Kiai Nizar kemudian mendekati seorang perempuan yang memegang Iqra’. “Coba, Sampeyan baca Iqra’-nya,” ujarnya. Dengan lancar, perempuan bernama Andini itu melafalkan “a-ba-ta, sa-ja-ha, da-ra-ja…”

Baca Juga  Rumah Roboh, Sekeluarga Korban Gempa Mengungsi

Hal serupa ditunjukkan Riki, pemuda berpostur tinggi besar bertato pada wajah dan badannya.

“Alhamdulillah, meski berbadan sangar dengan tato dan tindik telinga, Mas Riki yang seperti Bima ini bisa membaca Iqra’,” kata KH Dr M. Sulthon, Ketua Komisi Dakwah MUI.

Selain mengaji di selasar pasar, para anjal juga mengaji di pinggir jalan. “Kalau Sabtu malam ngaji di pasar.

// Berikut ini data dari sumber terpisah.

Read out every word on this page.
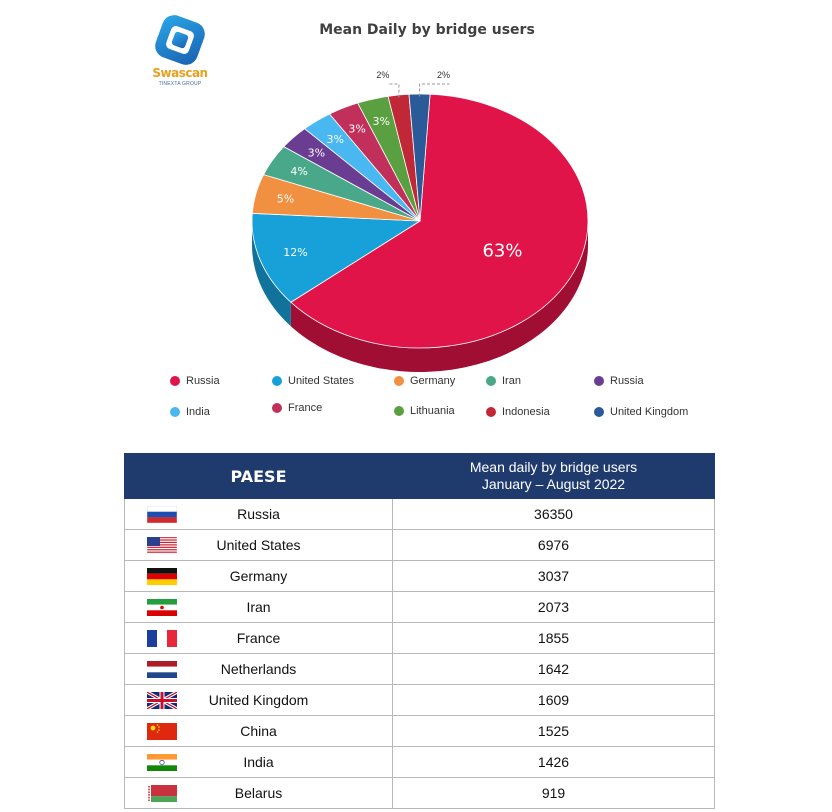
Swascan
TINEXTA GROUP
Mean Daily by bridge users
63%
12%
5%
4%
3%
3%
3%
3%
2%	2%
Russia	United States	Germany	Iran	Russia
India	France	Lithuania	Indonesia	United Kingdom
PAESE	Mean daily by bridge users
January – August 2022

Russia	36350

United States	6976

Germany	3037

Iran	2073

France	1855

Netherlands	1642

United Kingdom	1609

China	1525

India	1426

Belarus	919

Ahad pagi mereka ngaji di pinggir jalan tepatnya di alun-alun persis di depan pintu pendopo kabupaten,” kata Ustad Ahmad.

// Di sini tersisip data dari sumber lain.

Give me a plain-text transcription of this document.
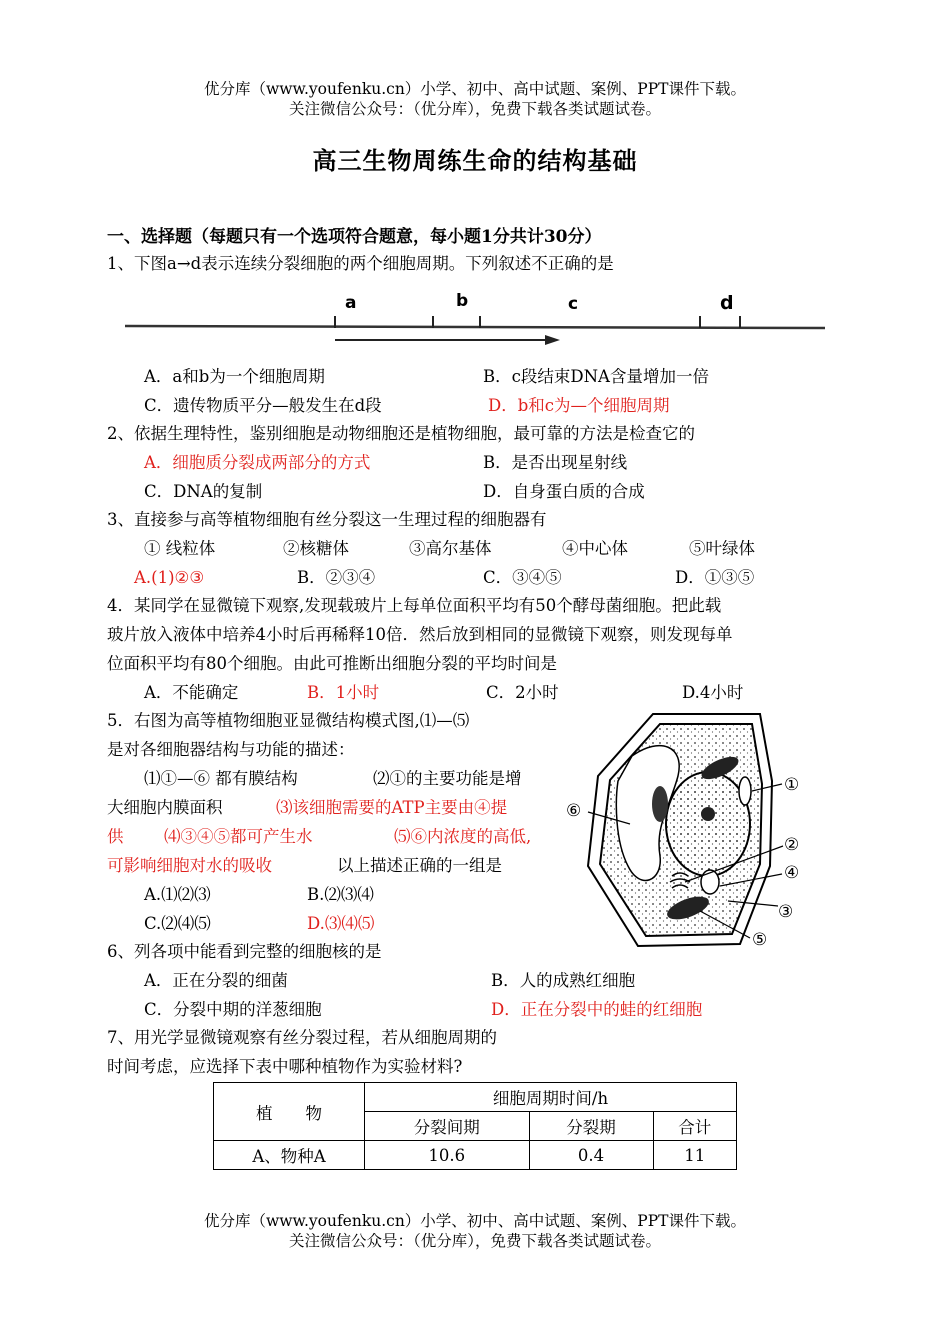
优分库（www.youfenku.cn）小学、初中、高中试题、案例、PPT课件下载。
关注微信公众号：（优分库），免费下载各类试题试卷。
高三生物周练生命的结构基础
一、选择题（每题只有一个选项符合题意，每小题1分共计30分）
1、下图a→d表示连续分裂细胞的两个细胞周期。下列叙述不正确的是
a	b	c	d
A．a和b为一个细胞周期	B．c段结束DNA含量增加一倍
C．遗传物质平分—般发生在d段	D．b和c为—个细胞周期
2、依据生理特性，鉴别细胞是动物细胞还是植物细胞，最可靠的方法是检查它的
A．细胞质分裂成两部分的方式	B．是否出现星射线
C．DNA的复制	D．自身蛋白质的合成
3、直接参与高等植物细胞有丝分裂这一生理过程的细胞器有
① 线粒体	②核糖体	③高尔基体	④中心体	⑤叶绿体
A.(1)②③	B．②③④	C．③④⑤	D．①③⑤
4．某同学在显微镜下观察,发现载玻片上每单位面积平均有50个酵母菌细胞。把此载
玻片放入液体中培养4小时后再稀释10倍．然后放到相同的显微镜下观察，则发现每单
位面积平均有80个细胞。由此可推断出细胞分裂的平均时间是
A．不能确定	B．1小时	C．2小时	D.4小时
5．右图为高等植物细胞亚显微结构模式图,⑴—⑸
是对各细胞器结构与功能的描述：
⑴①—⑥ 都有膜结构	⑵①的主要功能是增
大细胞内膜面积	⑶该细胞需要的ATP主要由④提
供 ⑷③④⑤都可产生水	⑸⑥内浓度的高低,
可影响细胞对水的吸收	以上描述正确的一组是
A.⑴⑵⑶	B.⑵⑶⑷
C.⑵⑷⑸	D.⑶⑷⑸
①
②
③
④
⑤
⑥
6、列各项中能看到完整的细胞核的是
A．正在分裂的细菌	B．人的成熟红细胞
C．分裂中期的洋葱细胞	D．正在分裂中的蛙的红细胞
7、用光学显微镜观察有丝分裂过程，若从细胞周期的
时间考虑，应选择下表中哪种植物作为实验材料?
植　　物	细胞周期时间/h		
	分裂间期	分裂期	合计
A、物种A	10.6	0.4	11
优分库（www.youfenku.cn）小学、初中、高中试题、案例、PPT课件下载。
关注微信公众号：（优分库），免费下载各类试题试卷。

Selain pembinaan agama berupa belajar mengaji dan shalat, Ustadz Ahmad dan para relawan dari Yayasan Rumah Tahfid Probolinggo (Yarutab) berusaha memberdayakan mereka secara ekonomi.

Seperti diketahui, Pasar Gotong Royong selama ini selain merupakan pusat jual-beli, juga menjadi “markas” para anjal. Mereka biasa tidur di selasar pasar, di atas kardus, dipan bambu (lincak), hingga di bedak kosong.

Para pengurus MUI pun kemudian mengajak para anjal berbincang-bincang. “Biar kesannya tidak buruk, nama komunitas anak-anak punk atau anjal ini sekarang saya beri nama Komunitas ‘Ibnu Sabil’,” ujar Kiai Nizar.

Dalam dialog dengan MUI, mereka kemudian mengungkapkan uneg-unegnya. “Sudah lama saya ingin jualan ikan di pasar,” kata Andini.

Sementara Yuliati, yang mengaku, kampungnya dilanda ‘Lumpur Lapindo’ ingin mencari kerja apa saja asalkan halal.

“Saya tidak mau ke pulang kampung. Kampung saya sudah tertimbun Lumpur Lapindo. Saya terdampar di Probolinggo ngamen. Sebenarnya saya ingin kerja, kerja apa saja,” katanya.

Lain lagi dengan Samsul yang berjualan es tebu. Ia mengaku sudah memiliki mesin es tebu, sumbangan dari dermawan di Probolinggo. “Tinggal modal untuk kulakan tebu yang belum ada,” katanya.

Baca Juga  Doakan Korban Kerusuhan Rutan Brimob, Warga Probolinggo Sholat Gaib

“Saya tidak ingin ngamen selamanya. Kalau ada yang nawari sebagai penjaga toko, saya mau,” kata Once.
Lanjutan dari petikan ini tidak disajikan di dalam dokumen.